Devam eden âyette husûsî rahmete nâil olacak insanların diğer vasıfları şöyle anlatılır: “Onlar yanlarındaki Tevrat ve İncil’de yazılı buldukları o Rasûle, o ümmî Peygamber’e uyarlar, o Peygamber onlara iyiliği emreder, onları kötülükten meneder, onlara temiz şeyleri helâl, pis şeyleri haram kılar, sırtlarından ağır yüklerini ve üzerlerindeki zincirleri indirir atar. O Peygamber’e inanıp ona saygı gösteren, ona yardım eden ve onunla birlikte gönderilen nûra (Kur’ân’a) uyanlar var ya, işte kurtuluşa erenler onlardır.”[10]

Allah’ın hususî rahmetine erecek olanlar, yine Allah’ın bir rahmet tecellîsi olan ve âlemlere rahmet olarak gönderilen Rasûlullah (s.a.v) efendimize inanıp saygı gösteren, ona indirilen kitaba ve sünnete uyanlardır. Bu âyet bize rahmete ehil ve lâyık olmaya gayret etmek gerektiğini de anlatıyor. Bu gayreti göstermeyenler sonunda bütün genişliğine rağmen ilâhî rahmetten mahrum kalabilirler.

Buna göre Allah’ın ahlâkıyla ahlaklanmak isteyen mü’minler öncelikle rahmet ve merhamet sıfatını kuşanmalı, bütün insanlara ve hayvanlara karşı merhamet duygularıyla dolup taşmalıdırlar. Ve bu hâllerinin de yine Allah’ın rahmet sıfatından kaynaklandığını bilmelidirler. Nitekim Rasûlullah (s.a.v) şöyle buyurmuşlardır:

“Allah, gökleri ve yeri yarattığı gün, yüz rahmet halketmiştir. Her bir rahmet göklerle yer arasını dolduracak enginliğe sahiptir. Bunlardan sadece bir rahmeti yeryüzüne indirmiştir. İşte anne yavrusuna bu sâyede şefkat gösterir. Yabani hayvanlar ve kuşlar bunun sonucu olarak birbirlerine merhamet ederler.
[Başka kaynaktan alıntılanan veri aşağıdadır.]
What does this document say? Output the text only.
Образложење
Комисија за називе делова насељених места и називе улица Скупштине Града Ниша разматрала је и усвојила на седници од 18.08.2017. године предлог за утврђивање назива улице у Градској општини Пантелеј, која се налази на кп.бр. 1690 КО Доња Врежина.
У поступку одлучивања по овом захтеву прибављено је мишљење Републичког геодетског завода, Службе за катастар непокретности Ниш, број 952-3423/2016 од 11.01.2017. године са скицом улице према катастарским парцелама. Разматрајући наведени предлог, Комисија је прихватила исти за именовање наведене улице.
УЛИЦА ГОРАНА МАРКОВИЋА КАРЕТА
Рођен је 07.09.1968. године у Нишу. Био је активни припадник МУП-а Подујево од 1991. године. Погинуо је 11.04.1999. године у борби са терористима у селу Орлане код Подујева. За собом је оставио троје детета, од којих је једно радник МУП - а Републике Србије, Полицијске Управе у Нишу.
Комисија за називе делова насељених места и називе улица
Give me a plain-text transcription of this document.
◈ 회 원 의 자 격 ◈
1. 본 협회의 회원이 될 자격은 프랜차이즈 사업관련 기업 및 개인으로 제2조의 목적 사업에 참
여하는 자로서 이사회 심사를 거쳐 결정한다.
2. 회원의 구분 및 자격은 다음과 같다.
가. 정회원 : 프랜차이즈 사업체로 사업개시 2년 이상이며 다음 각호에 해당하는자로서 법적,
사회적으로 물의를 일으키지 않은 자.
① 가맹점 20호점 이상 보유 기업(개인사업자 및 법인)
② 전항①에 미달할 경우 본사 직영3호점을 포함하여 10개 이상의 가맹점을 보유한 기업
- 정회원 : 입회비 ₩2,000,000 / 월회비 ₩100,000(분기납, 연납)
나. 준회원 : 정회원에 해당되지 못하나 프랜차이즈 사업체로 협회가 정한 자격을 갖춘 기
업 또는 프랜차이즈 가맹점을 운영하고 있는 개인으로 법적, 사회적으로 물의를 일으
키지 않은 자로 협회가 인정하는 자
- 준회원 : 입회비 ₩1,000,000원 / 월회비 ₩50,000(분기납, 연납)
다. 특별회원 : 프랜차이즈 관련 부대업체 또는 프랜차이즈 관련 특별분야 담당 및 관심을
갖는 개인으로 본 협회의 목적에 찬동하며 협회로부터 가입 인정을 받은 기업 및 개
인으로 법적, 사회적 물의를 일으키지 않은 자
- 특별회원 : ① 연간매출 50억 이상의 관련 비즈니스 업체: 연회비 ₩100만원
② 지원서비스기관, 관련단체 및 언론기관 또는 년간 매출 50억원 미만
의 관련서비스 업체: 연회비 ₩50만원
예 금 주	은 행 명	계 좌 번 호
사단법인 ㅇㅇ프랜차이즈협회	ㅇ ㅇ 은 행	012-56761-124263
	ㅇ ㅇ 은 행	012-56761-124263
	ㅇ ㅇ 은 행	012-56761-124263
Allah teâlâ kıyamette bu biri doksan dokuza katarak rahmetini yüze tamamlayacaktır.”[11]

 “Allah Teâlâ’nın yüz rahmeti vardır. Bunlardan birini insanlar, cinler, hayvanlar ve böcekler arasına indirmiştir. Onlar bu sebeple birbirlerini sever ve birbirlerine acırlar. Yabani hayvan yavrusuna bu sebeple şefkat gösterir. Allah, o doksan dokuz rahmeti kıyamet günü kullarına merhamet etmek için yanında alıkoymuştur.”[12]

Bu âlemde her şeyi kuşatan rahmet, ilâhî rahmetin yüzde birlik kısmıdır.[13] Yüce Rabbimizin rahmetinin yüzde biri, yeryüzündeki bütün şefkat, merhamet ve muhabbete kaynaklık ediyorsa, yüzde yüzünün tecellî edeceği âhiret hayatının mü’minler için ne muhteşem olacağını düşünmek gerekir. Halkımızın vefat eden kimselere “rahmete gitti” demeleri boşuna değilmiş demek ki, onlar yüzde birlik rahmetten yüzde yüzlük rahmete gitmektedirler.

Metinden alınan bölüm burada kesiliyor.